Wherever you go, the loyal AirDog follows. This new drone is the result of a killer Kickstarter campaign that's raised over $1.3 million and counting. From the ever-growing litter of new aerial drones, this one stood out for its unique “Follow Me” function, which tracks and chases the owner. Shots once impossible without a helicopter are not only possible now, but practically automatic.
We played fetch with some prototypes.
In all, the total AirDog package consists of a flying drone, a charging dock, an armband control unit called “AirLeash," and a smartphone app.
While the prototypes won't be identical to the final product, at this stage the sizable drone body is sturdy and fairly lightweight for its size. The chassis is made of rough fiberglass for beta testing, but representatives assured us the final product will be made of a smooth, shiny polycarbonate.
While in flying mode, the arms are fully extended and measure about two feet across. For the sake of portability, these arms can also fold in to form a much more compact, easily carried unit. Closing the arms was a careful process because it's important to align the flight blades for proper storage.
The AirLeash is a comfortable armband device that AirDog homes in on. The prototype was a little heavy, but not too cumbersome once you get moving. The design is also likely to change and improve before the AirDog releases. Onboard controls are simple and old-school, consisting of only a small digital screen and five raised buttons for better tactility.
The drone launches with the touch of a button, either on the smartphone app (still in beta) or the AirLeash, and can be pre-programmed to fly up to a specific height and position. From there, a suite of sensors keep track of the AirLeash, and representatives claimed the latest prototype even has onboard sonar for obstacle avoidance.

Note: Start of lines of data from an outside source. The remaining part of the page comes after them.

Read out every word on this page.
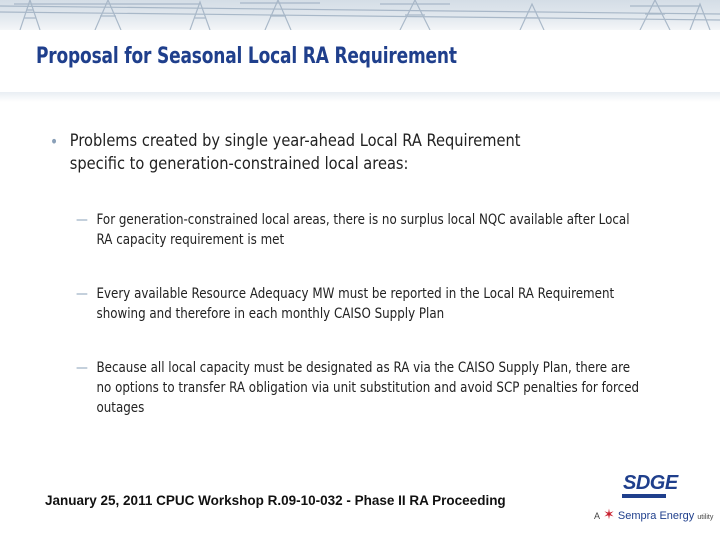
Proposal for Seasonal Local RA Requirement
• Problems created by single year-ahead Local RA Requirement specific to generation-constrained local areas:
— For generation-constrained local areas, there is no surplus local NQC available after Local RA capacity requirement is met
— Every available Resource Adequacy MW must be reported in the Local RA Requirement showing and therefore in each monthly CAISO Supply Plan
— Because all local capacity must be designated as RA via the CAISO Supply Plan, there are no options to transfer RA obligation via unit substitution and avoid SCP penalties for forced outages
January 25, 2011 CPUC Workshop R.09-10-032 - Phase II RA Proceeding
SDGE
A ✶ Sempra Energy utility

During a demonstration with pro skateboarder Maders Apse, the Airdog rose up into the air, stayed a comfortable distance away, and followed him back and forth across a halfpipe, all automatically. At the touch of a final button, Apse summoned the drone back down and caught his AirDog in one hand.
Action cameras can me mounted to film skateboarding, skiing, mountain biking, or whatever else without ever losing track of the moving subject. The mounting unit swivels and rotates with ease, and uses a gyro-stabilized gimbal sensor to keep the camera unit straight and steady, even while chasing or turning. In fact, AirDog reps claimed the drone can maintain a lock at speeds of up to 45 mph. No live streams or recoded videos were made available, so we can’t be sure how steady the shots actually came out, but from a close-up demo of the swiveling action, it looks promising.
The AirDog currently has mounts for GoPro cameras and the Sony X1000V, and the company is hoping to partner with other action camera companies before manufacturing begins in June. Kickstarter pre-orders are still available for $1,295, and the AirDog will ultimately retail for $1,495.